• Mass-gathering events: the role of advanced nurse practitioners in reducing referrals to local health care agencies

      Kemp, Anthony (Cambridge University Press, 2016-01-06)
      Introduction The introduction of advanced practitioner roles has challenged the traditional boundaries of health care. While studies have been undertaken to understand the role of physicians in respect of mass-gathering medicine, the role of advanced nurse practitioners (ANPs) has not been investigated. Problem Does the presence of an ANP reduce the referral rates of patients presenting for medical care at mass-gathering events to external health care resources? Methods A prospective observational study was undertaken to determine whether the presence of an ANP would reduce the patient referral rate to external health care services by first aiders and paramedics working within an event medical team. Patients identified as requiring referral were reviewed by an ANP as part of the on-site medical provision for four mass-gathering events in the south of England. Additionally, information was gathered identifying which patients would have been transported to hospital by ambulance compared to those actually transported following ANP review. Statistical analysis was undertaken for three key measures (referrals to all local health resources, referrals to hospital-based acute services, and transfers to hospital by ambulance). Results A rounded total of 842,000 people attended four mass-gathering events held over 14 days.
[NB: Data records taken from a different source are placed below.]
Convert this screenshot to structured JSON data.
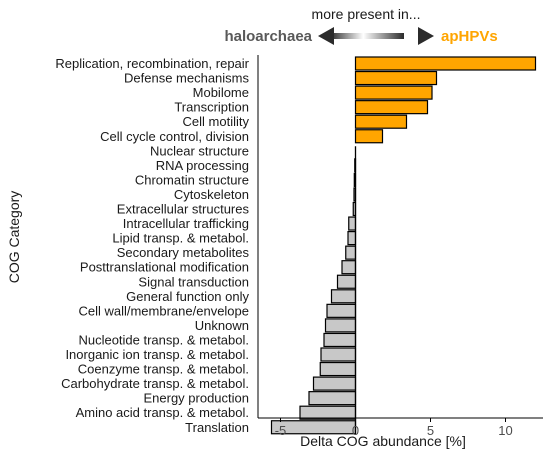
{
  "chart_data": {
    "type": "bar",
    "orientation": "horizontal",
    "categories": [
      "Replication, recombination, repair",
      "Defense mechanisms",
      "Mobilome",
      "Transcription",
      "Cell motility",
      "Cell cycle control, division",
      "Nuclear structure",
      "RNA processing",
      "Chromatin structure",
      "Cytoskeleton",
      "Extracellular structures",
      "Intracellular trafficking",
      "Lipid transp. & metabol.",
      "Secondary metabolites",
      "Posttranslational modification",
      "Signal transduction",
      "General function only",
      "Cell wall/membrane/envelope",
      "Unknown",
      "Nucleotide transp. & metabol.",
      "Inorganic ion transp. & metabol.",
      "Coenzyme transp. & metabol.",
      "Carbohydrate transp. & metabol.",
      "Energy production",
      "Amino acid transp. & metabol.",
      "Translation"
    ],
    "values": [
      12.0,
      5.4,
      5.1,
      4.8,
      3.4,
      1.8,
      0.0,
      -0.05,
      -0.08,
      -0.1,
      -0.15,
      -0.45,
      -0.5,
      -0.65,
      -0.9,
      -1.2,
      -1.6,
      -1.9,
      -2.0,
      -2.1,
      -2.3,
      -2.35,
      -2.8,
      -3.1,
      -3.7,
      -5.6
    ],
    "xlabel": "Delta COG abundance [%]",
    "ylabel": "COG Category",
    "xlim": [
      -6.5,
      12.5
    ],
    "xticks": [
      -5,
      0,
      5,
      10
    ],
    "grid": false,
    "positive_color": "#FFA500",
    "negative_color": "#C8C8C8",
    "bar_edge_color": "#000000",
    "annotation": {
      "title": "more present in...",
      "left_label": "haloarchaea",
      "right_label": "apHPVs",
      "left_color": "#595959",
      "right_color": "#FFA500"
    }
  }
}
Of these, 652 presented for medical care, many self-referring. Using a one-tailed Fisher’s Exact Test and Phi analysis, this study demonstrated statistically significant reductions in the overall referral of patients to all external health care resources (P<.001; φ=0.44), to the emergency department (ED; P<.001; φ=0.43), and a reduction in ambulance transport (P<.001; φ=0.42). Effect size analysis demonstrated a medium-sized effect evident for all of the above, which was also demonstrated in economic terms. The event medical team would have referred 105 (16.3%) of the 652 patient presentations to external health care services; 47 (7.2%) would have been transported by ambulance. In comparison, the ANP referred 23 patients (3.5%) with 11 (1.7%) being transported by ambulance. It also was noted that the first aiders and paramedics could be more selective in their referral habits that were focused primarily on the ED. Conclusions Appropriately trained and experienced ANPs working within event medical teams have a positive impact on referral rates from mass-gathering events.